William (4)

1.8K 135 15
                                    

WILLIAM (4)

Geminin içindeki telaş sırasında zar sor helikopter pistinin bulunduğu alana çıkabilmeyi başarmıştı. Son helikopter de kalkmak üzereydi. Yetişemeyeceğinden korkuyordu. Kızıl saçını uzaktan tanımamak mümkün değildi neyse ki ve hala helikopterin dışında bekliyordu kızıl saçların sahibi.

Alev, William ile son bir defa görüşmeyi istemişti ama bir türlü karşılaşamamışlardı bir daha. William'ın vedalaşmak için koşa koşa gelmesi o an için sadece ilgincine gitmişti, daha sonra bunu romantik bir hareket olarak da algılayacaktı.

"Sizden bir söz almadan kanatlanıvereceksiniz diye çok korktum," dedi nefes nefese kalmış bir halde William.

"Bir söz mü?" diye sordu şaşkınlıkla Alev.

"Evet, doğru duydunuz. Bir söz. Sizden bu sözü almak istiyorum," dedi William kararlılıkla.

"Neyin sözüymüş?" diye sordu merakına yenik düşerek Alev. Bu adamda onu çeken bir yön vardı, bir türlü çözemiyordu daha. Belki de diyalogları arasına serpiştirdiği birkaç sihirli kelimeydi sadece işin sırrı, ama kesin emin olamıyordu.

"Her iş bittiği zaman benimle İtalyan lokantasında bir akşam yemeği yiyeceksiniz."

"Bir akşam yemeği mi, ciddi misiniz?"

"Ciddiyim, İtalyan lokantasında hem de. Çünkü İtalyan yemekleri favorimdir, dillerine pek hâkim olamasam da. Bana göre değil sanırım, kendi dilim dışındaki başka Latin alfabesini kullanan bir dilde konuşmak."

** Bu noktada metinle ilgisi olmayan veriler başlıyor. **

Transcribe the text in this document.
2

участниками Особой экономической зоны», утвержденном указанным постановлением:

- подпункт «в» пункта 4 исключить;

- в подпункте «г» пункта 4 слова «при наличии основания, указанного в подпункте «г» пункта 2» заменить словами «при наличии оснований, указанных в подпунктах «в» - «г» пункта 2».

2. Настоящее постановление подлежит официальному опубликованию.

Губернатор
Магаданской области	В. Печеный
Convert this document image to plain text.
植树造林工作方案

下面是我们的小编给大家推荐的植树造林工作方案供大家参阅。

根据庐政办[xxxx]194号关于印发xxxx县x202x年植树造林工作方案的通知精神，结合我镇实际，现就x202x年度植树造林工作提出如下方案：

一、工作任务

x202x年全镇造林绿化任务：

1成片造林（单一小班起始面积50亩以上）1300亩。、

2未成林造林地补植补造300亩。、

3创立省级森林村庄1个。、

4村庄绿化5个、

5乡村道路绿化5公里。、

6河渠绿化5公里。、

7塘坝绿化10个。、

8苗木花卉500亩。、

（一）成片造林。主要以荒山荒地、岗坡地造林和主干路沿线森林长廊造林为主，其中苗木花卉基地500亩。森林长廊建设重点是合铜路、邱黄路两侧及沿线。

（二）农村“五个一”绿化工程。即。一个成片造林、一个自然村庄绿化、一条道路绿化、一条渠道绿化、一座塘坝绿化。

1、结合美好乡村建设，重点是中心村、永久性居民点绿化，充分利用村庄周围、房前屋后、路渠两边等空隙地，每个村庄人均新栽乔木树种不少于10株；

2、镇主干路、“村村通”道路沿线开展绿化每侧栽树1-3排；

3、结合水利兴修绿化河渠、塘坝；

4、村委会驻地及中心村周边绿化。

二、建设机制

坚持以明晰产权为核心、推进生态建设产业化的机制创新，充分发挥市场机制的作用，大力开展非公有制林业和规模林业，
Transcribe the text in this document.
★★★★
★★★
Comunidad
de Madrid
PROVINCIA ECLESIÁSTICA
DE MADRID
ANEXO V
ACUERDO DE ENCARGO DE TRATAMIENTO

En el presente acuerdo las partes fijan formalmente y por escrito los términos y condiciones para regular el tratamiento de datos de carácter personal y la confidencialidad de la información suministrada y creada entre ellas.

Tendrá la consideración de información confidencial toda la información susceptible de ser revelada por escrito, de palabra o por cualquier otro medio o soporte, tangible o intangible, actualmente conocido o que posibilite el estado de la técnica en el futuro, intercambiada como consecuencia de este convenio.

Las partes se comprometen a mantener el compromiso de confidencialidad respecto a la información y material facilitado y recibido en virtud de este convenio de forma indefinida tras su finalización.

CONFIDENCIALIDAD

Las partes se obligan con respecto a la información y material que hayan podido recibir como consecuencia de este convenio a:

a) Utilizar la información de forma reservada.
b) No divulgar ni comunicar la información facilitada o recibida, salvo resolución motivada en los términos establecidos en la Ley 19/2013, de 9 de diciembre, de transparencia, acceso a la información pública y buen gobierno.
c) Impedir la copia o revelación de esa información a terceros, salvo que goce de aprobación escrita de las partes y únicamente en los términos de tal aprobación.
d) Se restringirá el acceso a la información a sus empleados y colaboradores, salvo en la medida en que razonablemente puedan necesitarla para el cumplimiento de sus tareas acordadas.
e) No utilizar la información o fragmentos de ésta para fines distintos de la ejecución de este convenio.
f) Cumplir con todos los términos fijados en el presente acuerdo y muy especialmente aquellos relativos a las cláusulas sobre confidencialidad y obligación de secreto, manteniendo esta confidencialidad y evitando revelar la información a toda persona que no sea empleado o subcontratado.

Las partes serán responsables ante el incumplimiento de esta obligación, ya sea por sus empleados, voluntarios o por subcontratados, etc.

Alev yolculuk öncesinde keyfini yerine getiren bu adamın isteğini kıramayacağını fark etti ve olumlu anlamda başını salladı: "Sizinle güneşin batışını gördüğümüz bir günün akşamında Venedik'te, sizin seçeceğiniz bir lokantada yemek yemeyi çok isterim ben de.

"O halde sözünüzü aldım diyebilirim."

"Evet," dedi içtenlikle Alev, ardından kendisi buradan ayrıldıktan sonra adamın ne yapmayı planladığını bilmediğini fark etti: "Peki siz ne yapacaksınız, burada mı kalacaksınız?"

"Ben de sizin gibi daha fazla beklemeyi doğru bulmuyorum. Geçen gün sözlerinizde haklıydınız. Biz buradayız ama insanlığın geri kalanı tek başına orada yaşam savaşı veriyorlar. Ben de kendi bildiğim yolla bu savaşa katılmayı planlıyorum. Bir bilim adamı olarak bu felaketin nasıl gerçekleştiğini ortaya çıkartmaya kararlıyım, işin sonunu getirdiğim zaman her şeyi öğrenmiş olmak istiyorum."

Alev, William'ın kararlı duruşundan etkilenmiş ve ona son bir tavsiyede daha bulunmak istemişti. Onun kulağına eğilerek: "William, sen bile asla her şeyi öğrenemezsin," dedi ve adamın karşılık olarak söyleyeceklerini beklemeden helikoptere bindi.

William'ın kafasında kurguladığı veda bu şekilde değildi. Ona sarılamamıştı bile ama sözünü almıştı en azından. Odasına geri döndü. Ona ayarlanan oda özenle hazırlanmıştı. Herkes onun bilimsel görüşlerine saygı duyuyordu. Bu yüzden özel bir misafir gözüyle ağırlanıyordu. Yatağının ne kadar yumuşacık olduğunu anlamak için tek bir bakış yeterliydi. Odasına göz atarken rahat bir yatağı şu anda kim bilir kaç insanın ulaşamadığını merak etti, ama bu yatağın tadını çıkartmayı da vicdansızlık olarak görmeyecekti.

Gözünü kapattığında hala kadının söyledikleri kafasını kurcalamaya devam ediyordu. Her seferinde söylediği bir söze takılı kalıyordu. Bu sefer de onu rahatsız edecek başka bir gerçeği hatırlatmıştı: Asla her şeyi öğrenemeyeceği. Bu onu çok korkutuyordu. O herkese inat bu işi çözmeye kararlıydı, ama şimdi ilk defa tereddüt içerisinde kalmıştı. Kadın haklıysa ve o bile her şeyi ortaya çıkartacak kapasitede değilse, o zaman belki de hiçbir zaman felaket ile ilgili tüm gerçekleri kimse öğrenemeyecek ve bu bir sır olarak kalacaktı insanlık tarihinde.